Contestualmente ai quatttro fermi, la Procura ha disposto un sequestro preventivo d’urgenza per oltre 45 milioni di euro. Secondo quanto ricostruito dagli inquirenti, l’organizzazione avrebbe operato attraverso 24 società cartiere, gestite da un ufficio anonimo in città, emettendo fatture per operazioni inesistenti per oltre 78 milioni di euro. Le somme venivano poi trasferite all’estero – prevalentemente verso la Cina, talvolta con triangolazioni in altri Paesi europei – e successivamente restituite in contanti ai clienti, al netto di una commissione media del 5%. 

Non solo a Brescia

La provvista in contanti sarebbe stata raccolta da cinesi residenti in Italia che avevano necessità di inviare denaro in Cina.
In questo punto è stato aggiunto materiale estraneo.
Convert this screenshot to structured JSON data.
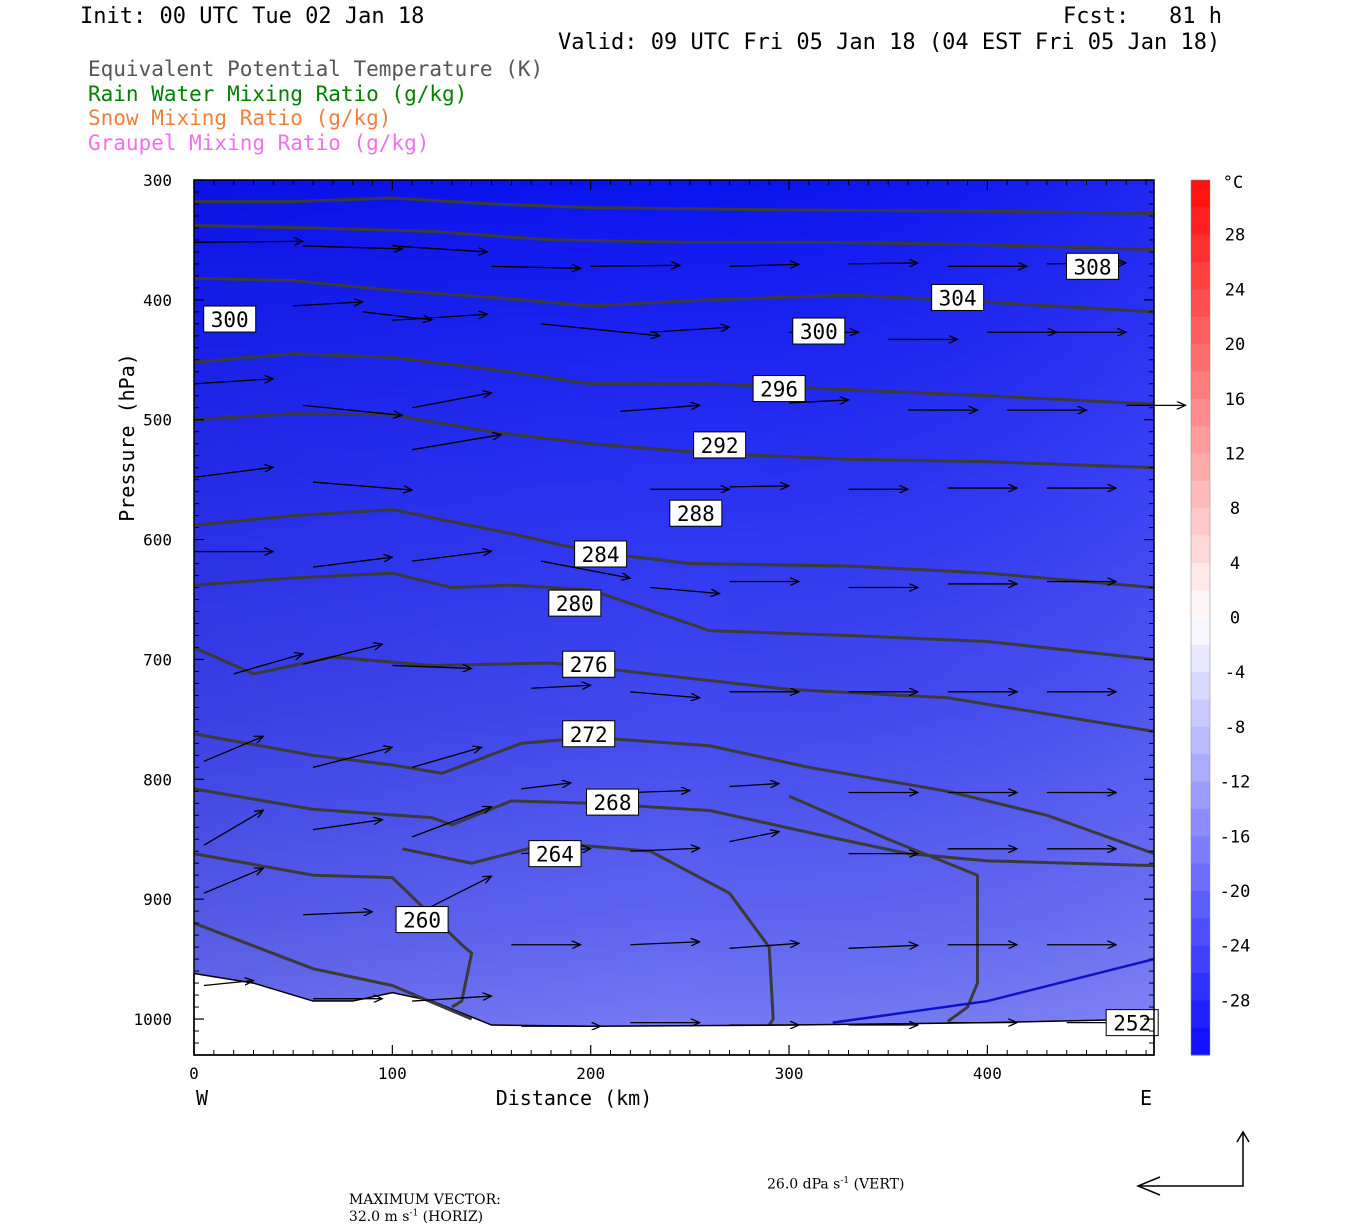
{
  "header": {
    "init": "Init: 00 UTC Tue 02 Jan 18",
    "fcst": "Fcst:   81 h",
    "valid": "Valid: 09 UTC Fri 05 Jan 18 (04 EST Fri 05 Jan 18)"
  },
  "legend": [
    {
      "label": "Equivalent Potential Temperature (K)",
      "color": "#555555"
    },
    {
      "label": "Rain Water Mixing Ratio (g/kg)",
      "color": "#008000"
    },
    {
      "label": "Snow Mixing Ratio (g/kg)",
      "color": "#f08040"
    },
    {
      "label": "Graupel Mixing Ratio (g/kg)",
      "color": "#f070f0"
    }
  ],
  "chart_data": {
    "type": "heatmap",
    "xlabel": "Distance (km)",
    "ylabel": "Pressure (hPa)",
    "xlim": [
      0,
      484
    ],
    "ylim": [
      1030,
      300
    ],
    "x_ticks": [
      0,
      100,
      200,
      300,
      400
    ],
    "y_ticks": [
      300,
      400,
      500,
      600,
      700,
      800,
      900,
      1000
    ],
    "x_end_labels": {
      "left": "W",
      "right": "E"
    },
    "colorbar": {
      "unit": "°C",
      "ticks": [
        28,
        24,
        20,
        16,
        12,
        8,
        4,
        0,
        -4,
        -8,
        -12,
        -16,
        -20,
        -24,
        -28
      ],
      "range": [
        -32,
        32
      ]
    },
    "contour_labels": [
      {
        "label": "308",
        "x": 453,
        "p": 372
      },
      {
        "label": "304",
        "x": 385,
        "p": 398
      },
      {
        "label": "300",
        "x": 18,
        "p": 416
      },
      {
        "label": "300",
        "x": 315,
        "p": 426
      },
      {
        "label": "296",
        "x": 295,
        "p": 474
      },
      {
        "label": "292",
        "x": 265,
        "p": 521
      },
      {
        "label": "288",
        "x": 253,
        "p": 578
      },
      {
        "label": "284",
        "x": 205,
        "p": 612
      },
      {
        "label": "280",
        "x": 192,
        "p": 653
      },
      {
        "label": "276",
        "x": 199,
        "p": 704
      },
      {
        "label": "272",
        "x": 199,
        "p": 762
      },
      {
        "label": "268",
        "x": 211,
        "p": 819
      },
      {
        "label": "264",
        "x": 182,
        "p": 862
      },
      {
        "label": "260",
        "x": 115,
        "p": 917
      },
      {
        "label": "252",
        "x": 473,
        "p": 1003
      }
    ],
    "contours": [
      {
        "theta": 308,
        "points": [
          [
            0,
            318
          ],
          [
            50,
            318
          ],
          [
            100,
            315
          ],
          [
            150,
            320
          ],
          [
            200,
            323
          ],
          [
            300,
            325
          ],
          [
            400,
            326
          ],
          [
            484,
            328
          ]
        ]
      },
      {
        "theta": 304,
        "points": [
          [
            0,
            338
          ],
          [
            60,
            340
          ],
          [
            120,
            343
          ],
          [
            180,
            350
          ],
          [
            250,
            352
          ],
          [
            320,
            352
          ],
          [
            400,
            354
          ],
          [
            484,
            358
          ]
        ]
      },
      {
        "theta": 304,
        "points": [
          [
            0,
            382
          ],
          [
            50,
            384
          ],
          [
            100,
            392
          ],
          [
            150,
            398
          ],
          [
            200,
            405
          ],
          [
            260,
            400
          ],
          [
            330,
            396
          ],
          [
            400,
            402
          ],
          [
            484,
            410
          ]
        ]
      },
      {
        "theta": 300,
        "points": [
          [
            0,
            452
          ],
          [
            50,
            445
          ],
          [
            100,
            448
          ],
          [
            150,
            458
          ],
          [
            200,
            470
          ],
          [
            260,
            470
          ],
          [
            330,
            475
          ],
          [
            400,
            480
          ],
          [
            484,
            487
          ]
        ]
      },
      {
        "theta": 296,
        "points": [
          [
            0,
            500
          ],
          [
            50,
            495
          ],
          [
            100,
            496
          ],
          [
            150,
            510
          ],
          [
            200,
            520
          ],
          [
            260,
            528
          ],
          [
            330,
            533
          ],
          [
            400,
            535
          ],
          [
            484,
            540
          ]
        ]
      },
      {
        "theta": 292,
        "points": [
          [
            0,
            588
          ],
          [
            50,
            580
          ],
          [
            100,
            575
          ],
          [
            130,
            585
          ],
          [
            160,
            595
          ],
          [
            200,
            610
          ],
          [
            250,
            620
          ],
          [
            330,
            622
          ],
          [
            400,
            628
          ],
          [
            484,
            640
          ]
        ]
      },
      {
        "theta": 288,
        "points": [
          [
            0,
            638
          ],
          [
            50,
            632
          ],
          [
            100,
            628
          ],
          [
            130,
            640
          ],
          [
            160,
            638
          ],
          [
            200,
            642
          ],
          [
            260,
            676
          ],
          [
            330,
            680
          ],
          [
            400,
            685
          ],
          [
            484,
            700
          ]
        ]
      },
      {
        "theta": 284,
        "points": [
          [
            0,
            690
          ],
          [
            30,
            712
          ],
          [
            70,
            698
          ],
          [
            120,
            705
          ],
          [
            180,
            703
          ],
          [
            230,
            712
          ],
          [
            300,
            725
          ],
          [
            380,
            732
          ],
          [
            484,
            760
          ]
        ]
      },
      {
        "theta": 280,
        "points": [
          [
            0,
            762
          ],
          [
            60,
            780
          ],
          [
            100,
            788
          ],
          [
            125,
            795
          ],
          [
            165,
            770
          ],
          [
            200,
            765
          ],
          [
            260,
            772
          ],
          [
            310,
            790
          ],
          [
            380,
            810
          ],
          [
            430,
            830
          ],
          [
            484,
            862
          ]
        ]
      },
      {
        "theta": 276,
        "points": [
          [
            0,
            808
          ],
          [
            60,
            825
          ],
          [
            120,
            832
          ],
          [
            130,
            838
          ],
          [
            160,
            818
          ],
          [
            200,
            820
          ],
          [
            260,
            826
          ],
          [
            320,
            848
          ],
          [
            360,
            862
          ],
          [
            400,
            868
          ],
          [
            484,
            872
          ]
        ]
      },
      {
        "theta": 272,
        "points": [
          [
            0,
            862
          ],
          [
            60,
            880
          ],
          [
            100,
            882
          ],
          [
            135,
            938
          ],
          [
            140,
            945
          ],
          [
            135,
            985
          ],
          [
            130,
            990
          ]
        ]
      },
      {
        "theta": 268,
        "points": [
          [
            0,
            920
          ],
          [
            60,
            958
          ],
          [
            100,
            972
          ],
          [
            140,
            1000
          ]
        ]
      },
      {
        "theta": 264,
        "points": [
          [
            105,
            858
          ],
          [
            140,
            870
          ],
          [
            180,
            853
          ],
          [
            230,
            860
          ],
          [
            270,
            895
          ],
          [
            290,
            940
          ],
          [
            292,
            1000
          ],
          [
            290,
            1005
          ]
        ]
      },
      {
        "theta": 260,
        "points": [
          [
            300,
            814
          ],
          [
            350,
            850
          ],
          [
            395,
            880
          ],
          [
            395,
            970
          ],
          [
            390,
            990
          ],
          [
            380,
            1002
          ]
        ]
      }
    ],
    "rain_line": [
      [
        322,
        1003
      ],
      [
        400,
        985
      ],
      [
        484,
        950
      ]
    ],
    "surface_terrain": [
      [
        0,
        962
      ],
      [
        30,
        970
      ],
      [
        60,
        985
      ],
      [
        80,
        985
      ],
      [
        100,
        978
      ],
      [
        120,
        985
      ],
      [
        150,
        1005
      ],
      [
        200,
        1006
      ],
      [
        300,
        1005
      ],
      [
        400,
        1003
      ],
      [
        484,
        1000
      ]
    ],
    "vectors": [
      {
        "x": 0,
        "p": 352,
        "u": 55,
        "v": -1
      },
      {
        "x": 55,
        "p": 355,
        "u": 50,
        "v": 3
      },
      {
        "x": 100,
        "p": 355,
        "u": 48,
        "v": 6
      },
      {
        "x": 150,
        "p": 372,
        "u": 45,
        "v": 2
      },
      {
        "x": 200,
        "p": 372,
        "u": 45,
        "v": -1
      },
      {
        "x": 270,
        "p": 372,
        "u": 35,
        "v": -2
      },
      {
        "x": 330,
        "p": 370,
        "u": 35,
        "v": -1
      },
      {
        "x": 380,
        "p": 372,
        "u": 40,
        "v": 0
      },
      {
        "x": 430,
        "p": 370,
        "u": 40,
        "v": -1
      },
      {
        "x": 50,
        "p": 405,
        "u": 35,
        "v": -4
      },
      {
        "x": 85,
        "p": 410,
        "u": 35,
        "v": 8
      },
      {
        "x": 100,
        "p": 417,
        "u": 48,
        "v": -6
      },
      {
        "x": 175,
        "p": 420,
        "u": 60,
        "v": 12
      },
      {
        "x": 230,
        "p": 427,
        "u": 40,
        "v": -5
      },
      {
        "x": 300,
        "p": 427,
        "u": 35,
        "v": 0
      },
      {
        "x": 350,
        "p": 433,
        "u": 35,
        "v": 0
      },
      {
        "x": 400,
        "p": 427,
        "u": 35,
        "v": 0
      },
      {
        "x": 430,
        "p": 427,
        "u": 40,
        "v": 0
      },
      {
        "x": 0,
        "p": 470,
        "u": 40,
        "v": -5
      },
      {
        "x": 55,
        "p": 488,
        "u": 50,
        "v": 10
      },
      {
        "x": 110,
        "p": 490,
        "u": 40,
        "v": -15
      },
      {
        "x": 215,
        "p": 493,
        "u": 40,
        "v": -6
      },
      {
        "x": 300,
        "p": 486,
        "u": 30,
        "v": -3
      },
      {
        "x": 360,
        "p": 492,
        "u": 35,
        "v": 0
      },
      {
        "x": 410,
        "p": 492,
        "u": 40,
        "v": 0
      },
      {
        "x": 470,
        "p": 488,
        "u": 30,
        "v": 0
      },
      {
        "x": 0,
        "p": 548,
        "u": 40,
        "v": -10
      },
      {
        "x": 60,
        "p": 552,
        "u": 50,
        "v": 8
      },
      {
        "x": 110,
        "p": 525,
        "u": 45,
        "v": -15
      },
      {
        "x": 230,
        "p": 558,
        "u": 40,
        "v": 0
      },
      {
        "x": 270,
        "p": 556,
        "u": 30,
        "v": -1
      },
      {
        "x": 330,
        "p": 558,
        "u": 30,
        "v": 0
      },
      {
        "x": 380,
        "p": 557,
        "u": 35,
        "v": 0
      },
      {
        "x": 430,
        "p": 557,
        "u": 35,
        "v": 0
      },
      {
        "x": 0,
        "p": 610,
        "u": 40,
        "v": 0
      },
      {
        "x": 60,
        "p": 623,
        "u": 40,
        "v": -10
      },
      {
        "x": 110,
        "p": 618,
        "u": 40,
        "v": -10
      },
      {
        "x": 175,
        "p": 618,
        "u": 45,
        "v": 17
      },
      {
        "x": 230,
        "p": 640,
        "u": 35,
        "v": 6
      },
      {
        "x": 270,
        "p": 635,
        "u": 35,
        "v": 0
      },
      {
        "x": 330,
        "p": 640,
        "u": 35,
        "v": 0
      },
      {
        "x": 380,
        "p": 637,
        "u": 35,
        "v": 0
      },
      {
        "x": 430,
        "p": 635,
        "u": 35,
        "v": 0
      },
      {
        "x": 20,
        "p": 712,
        "u": 35,
        "v": -20
      },
      {
        "x": 55,
        "p": 704,
        "u": 40,
        "v": -20
      },
      {
        "x": 100,
        "p": 705,
        "u": 40,
        "v": 3
      },
      {
        "x": 170,
        "p": 724,
        "u": 30,
        "v": -3
      },
      {
        "x": 220,
        "p": 727,
        "u": 35,
        "v": 6
      },
      {
        "x": 270,
        "p": 727,
        "u": 35,
        "v": 0
      },
      {
        "x": 330,
        "p": 727,
        "u": 35,
        "v": 0
      },
      {
        "x": 380,
        "p": 727,
        "u": 35,
        "v": 0
      },
      {
        "x": 430,
        "p": 727,
        "u": 35,
        "v": 0
      },
      {
        "x": 5,
        "p": 785,
        "u": 30,
        "v": -25
      },
      {
        "x": 60,
        "p": 790,
        "u": 40,
        "v": -20
      },
      {
        "x": 110,
        "p": 790,
        "u": 35,
        "v": -20
      },
      {
        "x": 165,
        "p": 808,
        "u": 25,
        "v": -6
      },
      {
        "x": 220,
        "p": 811,
        "u": 30,
        "v": -2
      },
      {
        "x": 270,
        "p": 806,
        "u": 25,
        "v": -3
      },
      {
        "x": 330,
        "p": 811,
        "u": 35,
        "v": 0
      },
      {
        "x": 380,
        "p": 811,
        "u": 35,
        "v": 0
      },
      {
        "x": 430,
        "p": 811,
        "u": 35,
        "v": 0
      },
      {
        "x": 5,
        "p": 855,
        "u": 30,
        "v": -35
      },
      {
        "x": 60,
        "p": 842,
        "u": 35,
        "v": -10
      },
      {
        "x": 110,
        "p": 848,
        "u": 40,
        "v": -30
      },
      {
        "x": 165,
        "p": 862,
        "u": 35,
        "v": -5
      },
      {
        "x": 220,
        "p": 860,
        "u": 35,
        "v": -3
      },
      {
        "x": 270,
        "p": 852,
        "u": 25,
        "v": -10
      },
      {
        "x": 330,
        "p": 862,
        "u": 35,
        "v": 0
      },
      {
        "x": 380,
        "p": 858,
        "u": 35,
        "v": 0
      },
      {
        "x": 430,
        "p": 858,
        "u": 35,
        "v": 0
      },
      {
        "x": 5,
        "p": 895,
        "u": 30,
        "v": -25
      },
      {
        "x": 55,
        "p": 913,
        "u": 35,
        "v": -3
      },
      {
        "x": 115,
        "p": 910,
        "u": 35,
        "v": -35
      },
      {
        "x": 160,
        "p": 938,
        "u": 35,
        "v": 0
      },
      {
        "x": 220,
        "p": 938,
        "u": 35,
        "v": -3
      },
      {
        "x": 270,
        "p": 941,
        "u": 35,
        "v": -5
      },
      {
        "x": 330,
        "p": 941,
        "u": 35,
        "v": -3
      },
      {
        "x": 380,
        "p": 938,
        "u": 35,
        "v": 0
      },
      {
        "x": 430,
        "p": 938,
        "u": 35,
        "v": 0
      },
      {
        "x": 5,
        "p": 972,
        "u": 25,
        "v": -5
      },
      {
        "x": 60,
        "p": 983,
        "u": 35,
        "v": 0
      },
      {
        "x": 110,
        "p": 985,
        "u": 40,
        "v": -5
      },
      {
        "x": 165,
        "p": 1006,
        "u": 40,
        "v": 0
      },
      {
        "x": 220,
        "p": 1003,
        "u": 35,
        "v": 0
      },
      {
        "x": 270,
        "p": 1005,
        "u": 35,
        "v": 0
      },
      {
        "x": 330,
        "p": 1005,
        "u": 35,
        "v": 0
      },
      {
        "x": 380,
        "p": 1003,
        "u": 35,
        "v": 0
      },
      {
        "x": 440,
        "p": 1003,
        "u": 30,
        "v": 0
      }
    ]
  },
  "footer": {
    "max_vector_label": "MAXIMUM VECTOR:",
    "horiz": "32.0 m s",
    "horiz_exp": "-1",
    "horiz_tail": " (HORIZ)",
    "vert": "26.0 dPa s",
    "vert_exp": "-1",
    "vert_tail": " (VERT)"
  }
}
I cosiddetti «spalloni» avrebbero ritirato quotidianamente ingenti somme presso esercizi commerciali cinesi – tra empori, minimarket, negozi di elettronica e attività di servizi alla persona – non solo a Brescia, ma anche nel Nord-Est e in Emilia-Romagna. Il denaro sarebbe poi confluito in tre hub individuati nel Bresciano: due appartamenti e un minimarket.

Nel corso dei controlli effettuati sui corrieri del contante e sui clienti dell’organizzazione, le Fiamme Gialle hanno già sequestrato oltre 220mila euro. Complessivamente, le somme veicolate all’estero sarebbero superiori a 40 milioni di euro.